In the story The Kite Runner, the author, Khaled Hosseini, presents the dark story of a man who discovered a magic cup and when he wept into it, his tears turned into pearls. Though he was poor, he was basically happy and rarely shed a tear. So he found ways to be sad so he could be rich. As his pearls increased in number, so his greed increased. The story ends with the man sitting on a heap of pearls, knife in hand, weeping uncontrollably into the cup with his beloved wife’s body in his arms.

In stark contrast are the remarkable true stories of those who discovered the reality that to lose one’s life for Jesus is to truly find it (Luke 9:24).

Raising students to flourish in a highly secular and hostile environment is not about giving them a protective shell for the shell may easily be discarded when the pressure is applied. Rather, schools should be growing strong minds, shaping hearts that love and lives that give. How then can we nurture our students in God’s eternal truths so they can blossom into Christ’s ones who embrace the wisdom of His purpose for their lives?

God enters human history through His people. He reveals Himself in real life, in visible and distinct ways that defy neat explanation. We tell stories – the stories of those who discovered in our Ancient Story a profound sense of who they are, where they came from and where they are going. They found God’s purpose by rejecting the dominant culture centred on self and gave their lives over to the purpose of God’s Kingdom – to love God with their whole being and their neighbours as themselves.

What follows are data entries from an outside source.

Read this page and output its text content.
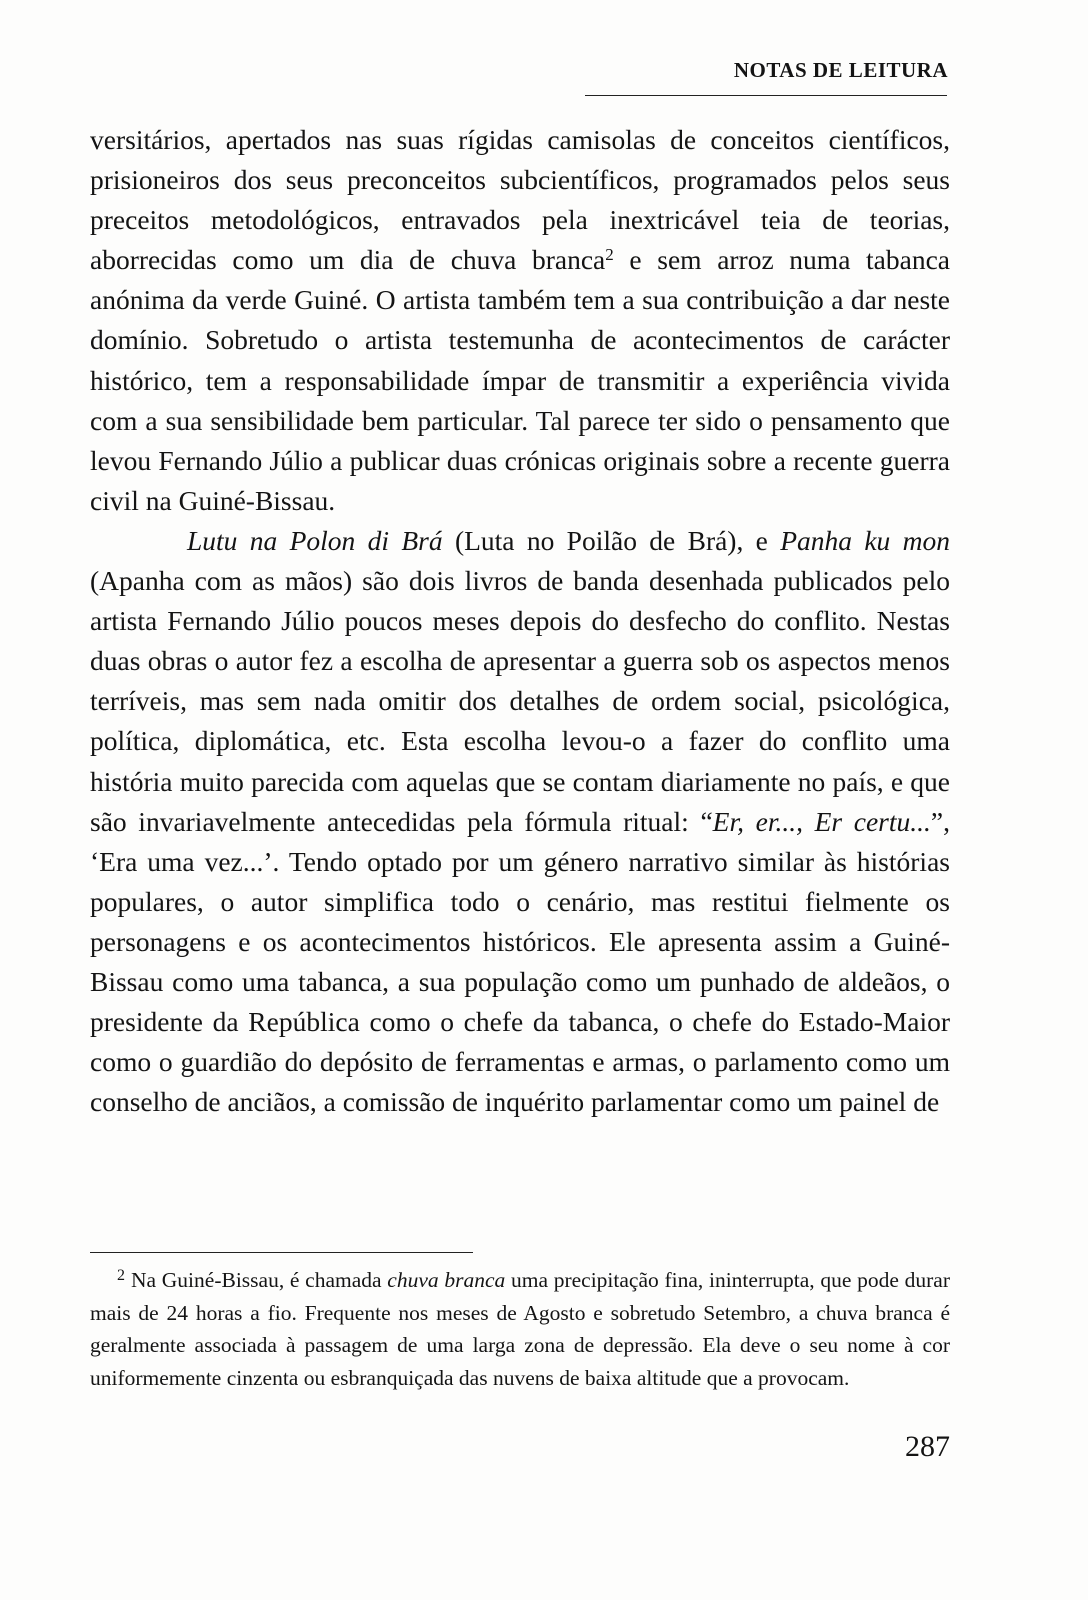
NOTAS DE LEITURA

versitários, apertados nas suas rígidas camisolas de conceitos científicos, prisioneiros dos seus preconceitos subcientíficos, programados pelos seus preceitos metodológicos, entravados pela inextricável teia de teorias, aborrecidas como um dia de chuva branca$^2$ e sem arroz numa tabanca anónima da verde Guiné. O artista também tem a sua contribuição a dar neste domínio. Sobretudo o artista testemunha de acontecimentos de carácter histórico, tem a responsabilidade ímpar de transmitir a experiência vivida com a sua sensibilidade bem particular. Tal parece ter sido o pensamento que levou Fernando Júlio a publicar duas crónicas originais sobre a recente guerra civil na Guiné-Bissau.

Lutu na Polon di Brá (Luta no Poilão de Brá), e Panha ku mon (Apanha com as mãos) são dois livros de banda desenhada publicados pelo artista Fernando Júlio poucos meses depois do desfecho do conflito. Nestas duas obras o autor fez a escolha de apresentar a guerra sob os aspectos menos terríveis, mas sem nada omitir dos detalhes de ordem social, psicológica, política, diplomática, etc. Esta escolha levou-o a fazer do conflito uma história muito parecida com aquelas que se contam diariamente no país, e que são invariavelmente antecedidas pela fórmula ritual: “Er, er..., Er certu...”, ‘Era uma vez...’. Tendo optado por um género narrativo similar às histórias populares, o autor simplifica todo o cenário, mas restitui fielmente os personagens e os acontecimentos históricos. Ele apresenta assim a Guiné-Bissau como uma tabanca, a sua população como um punhado de aldeãos, o presidente da República como o chefe da tabanca, o chefe do Estado-Maior como o guardião do depósito de ferramentas e armas, o parlamento como um conselho de anciãos, a comissão de inquérito parlamentar como um painel de

$^2$ Na Guiné-Bissau, é chamada chuva branca uma precipitação fina, ininterrupta, que pode durar mais de 24 horas a fio. Frequente nos meses de Agosto e sobretudo Setembro, a chuva branca é geralmente associada à passagem de uma larga zona de depressão. Ela deve o seu nome à cor uniformemente cinzenta ou esbranquiçada das nuvens de baixa altitude que a provocam.
287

These stories link us to the past, provide us with critical insight into our present and enable us to envision our lives not just as they are but as they might be. Imaginative knowledge is a way of perceiving the world and understanding our purpose in it.

As a Christian educator, a flawed human being in the process of renewal, I pause to think about the lives of all those who have helped me to become who I am today. I ponder the many people who have loved me and contributed to my life – family, friends, pastors and mentors. But the stories of people both past and present whom I have never met have also impacted my life and shaped my faith. These ones are also part of my personal “cloud of witnesses” because their lives embodied what it meant to love and serve the Lord Jesus and to be part of God’s great mission of re-creation.

If God reveals Himself so sublimely in the incarnation, then the followers of Christ are to embody His life and action. “We need real, breathing, walking around, hands and feet human examples, followers that are following Jesus. This is essential and without substitute. The example of Jesus alive in the framework of living flesh and blood, gives the greatest reference for potential followers to follow” (Ford, L., Unleader, p.169-170).

As teachers, let us tell the stories of those who have faced reality without flinching and responded without compromising faithfulness. God creates our students and gifts them for the purpose of His choosing and plants them in a place to bless others. There they will be truly themselves. These are God’s impossible people, “those with hearts that can melt with compassion, but with faces like flint and backbones of steel …. without ever losing the gentleness, the mercy, the grace and the compassion of our Lord”. (Guinness, Impossible People, np). In this series, we will tell some of their stories.


“Now faith is being sure of what we hope for and certain of what we do not see. This is what the ancients were commended for” (Hebrews 11:1,2).